JAKARTA - Pemerintah Provinsi DKI Jakarta merencanakan pemberian bantuan pembayaran uang pangkal bagi siswa yang tidak diterima di sekolah negeri dan akhirnya masuk ke sekolah swasta.
Rencana pemberian bantuan ini didasari dari protes sejumlah orang tua siswa yang anaknya tak lolos di sekolah negeri. Ditambah, pandemi COVID-19 mengakibatkan penurunan kondisi perekonomian masyarakat.

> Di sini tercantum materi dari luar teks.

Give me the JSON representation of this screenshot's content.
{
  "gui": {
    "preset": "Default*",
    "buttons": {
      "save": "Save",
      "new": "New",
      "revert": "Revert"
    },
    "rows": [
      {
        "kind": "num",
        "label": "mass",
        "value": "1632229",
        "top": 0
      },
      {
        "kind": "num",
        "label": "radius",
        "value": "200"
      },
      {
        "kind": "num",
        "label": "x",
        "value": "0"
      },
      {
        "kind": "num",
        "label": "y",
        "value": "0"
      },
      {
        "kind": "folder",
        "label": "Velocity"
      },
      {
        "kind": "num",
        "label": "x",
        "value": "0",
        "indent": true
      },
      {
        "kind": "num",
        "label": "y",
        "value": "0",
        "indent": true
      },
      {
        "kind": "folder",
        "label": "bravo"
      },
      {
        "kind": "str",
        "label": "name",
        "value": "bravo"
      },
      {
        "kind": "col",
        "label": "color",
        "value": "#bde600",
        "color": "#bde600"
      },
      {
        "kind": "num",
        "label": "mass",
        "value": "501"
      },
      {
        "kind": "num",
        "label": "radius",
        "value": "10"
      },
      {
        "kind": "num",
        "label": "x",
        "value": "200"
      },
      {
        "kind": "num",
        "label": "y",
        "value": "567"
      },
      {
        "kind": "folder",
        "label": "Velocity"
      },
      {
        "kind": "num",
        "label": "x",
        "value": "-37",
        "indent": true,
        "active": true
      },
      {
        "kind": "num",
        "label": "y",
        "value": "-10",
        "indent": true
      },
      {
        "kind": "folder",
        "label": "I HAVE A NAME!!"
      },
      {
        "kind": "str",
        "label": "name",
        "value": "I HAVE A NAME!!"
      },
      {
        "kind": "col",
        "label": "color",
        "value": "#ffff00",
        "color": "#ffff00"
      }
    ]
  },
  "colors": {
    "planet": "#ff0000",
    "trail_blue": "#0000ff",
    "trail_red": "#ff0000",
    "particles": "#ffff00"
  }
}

Dalam rapat yang dipimpin oleh Gubernur DKI Anies Baswedan, Asisten Bidang Kesejahteraan Rakyat DKI Catur Laswanto menjelaskan asumsi biaya yang dibutuhkan untuk membantu pembayaran uang pangkal sebesar Rp171 miliar.
Rinciannya, anggaran bantuan uang pangkal sekolah swasta sementara ini masih dipatok Rp1 juta tiap siswa SD, Rp1,5 juta tiap siswa SMP, dan Rp2,5 juta tiap siswa SMA dan SMK.
"Perkiraan bantuan biaya sebesar Rp171.065.500.000. Ini perkiraan kebutuhan biaya yang tentunya masih bergerak. Tetapi, angka ini adalah sebuah hasil analisis Dinas Pendidikan dan juga adanya kemauan dari Badan Musyawarah Perguruan Swasta (BMPS) untuk memberikan keringanan kepada siswa," kata Catur dalam tayangan rapat yang diunggah akun YouTube Pemprov DKI, Minggu, 19 Juli.
Angka yang akan dikeluarkan oleh Pemprov DKI masih berupa asumsi. Perhitungannya berawal dari 126.011 siswa yang tidak masuk ke sekolah negeri dalam tahun ajaran 2020-2021 dan dianggap masuk swasta.
Kemudian, angka tersebut dikurangi 21.441 siswa yang telah mendaftar ke sekolah swasta tanpa mengikuti PPDB sekolah negeri. Mereka dianggap sudah mampu tanpa diberi bantuan pendidikan.
Lalu, dalam menentukan ketepatsasaran data, Pemprov DKI memadankan data siswa pada PPDB dengan data keluarga penerima bantuan sosial COVID-19. Sehingga total data siswa penerima bantuan sebanyak 85.508.
"Kenapa kami padankan? Karena asumsinya adalah ketika nanti akan diberikan bantuan uang masuk atau uang pangkal sekolah, maka mereka adalah yang layak dan terdampak COVID," jelas Catur.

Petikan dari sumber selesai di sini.